Every new project must be evaluated by our risk methodology. In this process we consider the possible financial and climate impact, among others. In addition, when the organization is going to build or modify a natural gas infrastructure, those activities must be evaluated incorporating the hazard and operability study – HAZOP.
Supplier Risk Assessment
We have a methodology to identify and manage Third Party Risks based on the requirements of best practices and global benchmarks of economic, social, reputational and environmental performance in the energy sector.
The objectives of the assessment of these risks are:
Carrying out a proactive and sustainable management with third parties.

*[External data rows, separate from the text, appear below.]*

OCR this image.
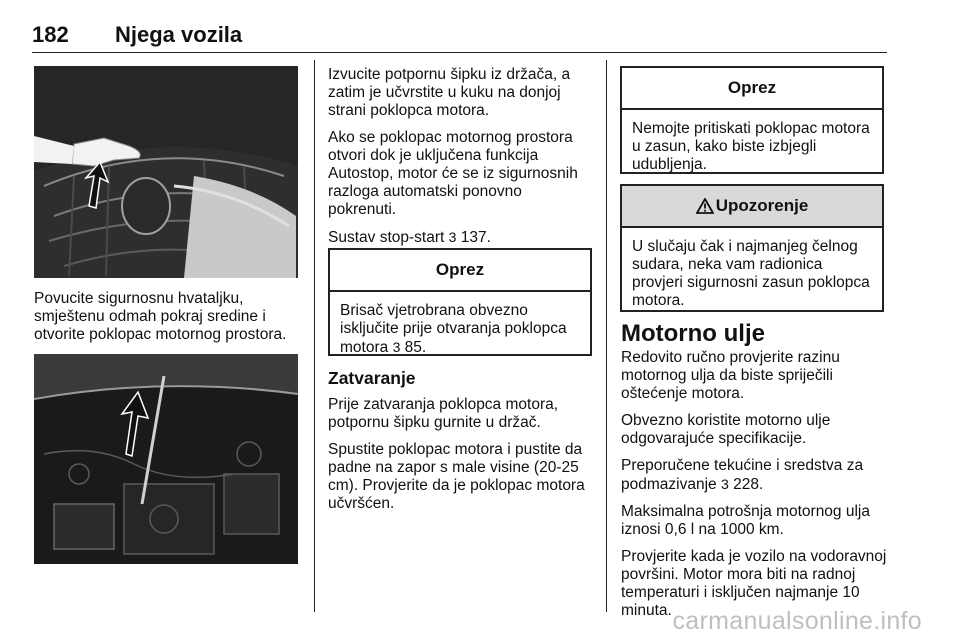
182 Njega vozila

Povucite sigurnosnu hvataljku, smještenu odmah pokraj sredine i otvorite poklopac motornog prostora.

Izvucite potpornu šipku iz držača, a zatim je učvrstite u kuku na donjoj strani poklopca motora.

Ako se poklopac motornog prostora otvori dok je uključena funkcija Autostop, motor će se iz sigurnosnih razloga automatski ponovno pokrenuti.

Sustav stop-start 3 137.

Oprez
Brisač vjetrobrana obvezno isključite prije otvaranja poklopca motora 3 85.
Zatvaranje

Prije zatvaranja poklopca motora, potpornu šipku gurnite u držač.

Spustite poklopac motora i pustite da padne na zapor s male visine (20-25 cm). Provjerite da je poklopac motora učvršćen.

Oprez
Nemojte pritiskati poklopac motora u zasun, kako biste izbjegli udubljenja.
Upozorenje
U slučaju čak i najmanjeg čelnog sudara, neka vam radionica provjeri sigurnosni zasun poklopca motora.
Motorno ulje

Redovito ručno provjerite razinu motornog ulja da biste spriječili oštećenje motora.

Obvezno koristite motorno ulje odgovarajuće specifikacije.

Preporučene tekućine i sredstva za podmazivanje 3 228.

Maksimalna potrošnja motornog ulja iznosi 0,6 l na 1000 km.

Provjerite kada je vozilo na vodoravnoj površini. Motor mora biti na radnoj temperaturi i isključen najmanje 10 minuta. carmanualsonline.info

Preparing for changing, global and volatile environments.
Minimizing losses.
Protecting the company’s operation.
As part of the methodology and aligned with the sustainability approach proposed in the organization, where several risk dimensions are evaluated for services and goods to be received from third parties, including those that are considered intermediaries or agents, thus promoting a comprehensive analysis of third parties. These dimensions are:
|
Risk Dimensions
| Country
| Financial
| Business continuity and resilience
| Reputational
| Information security
| Services concentration
| Regulatory
| Industrial safety
| Social
| Environmental
|
|
|
Once each dimension has been rated, an average rating is established and placed on an XY level, where X is the billing axis and Y is the level of risk. As a result of the assessment and their position on the cartesian plane, suppliers could be labeled as Routine, Relevant, Critical or Strategic Critical. Considering this label, action plan or monitoring actions should be defined.
The Third Party Risk assessment is performed on the total population of third parties with which a relationship has been established with amounts greater than 12 current minimum monthly salaries in Colombia per year, and also with those who provide services in which they act as intermediaries of the company before a public entity or a public official, excluding third parties that are considered low risk (for example, cafeteria services, purchase of tickets, public utilities, among others).
|
| 
|
The Third-Party Risk evaluation is performed before the beginning of the contractual relationship, whereby the second line provides the contract managers with recommendations, applicable when a moderate or high exposure to risks is observed in any of the aforementioned dimensions, with the purpose of defining controls to prevent the occurrence of such identified risks, as defined in the current procedure. In some cases, depending on the risk level in the case of anti-corruption, a more in-depth due diligence is performed to take the most appropriate decisions and measures; however, if the level of the third-party intermediary is HIGH, the relation must be approved by the Procurement Committee to ensure a higher risk analysis.
As a result,
899 suppliers were evaluated during the year, which were categorized as routine suppliers (86%) and relevant suppliers (14%), which are associated with low risk levels. There were no cases of critical or critical-strategic third parties.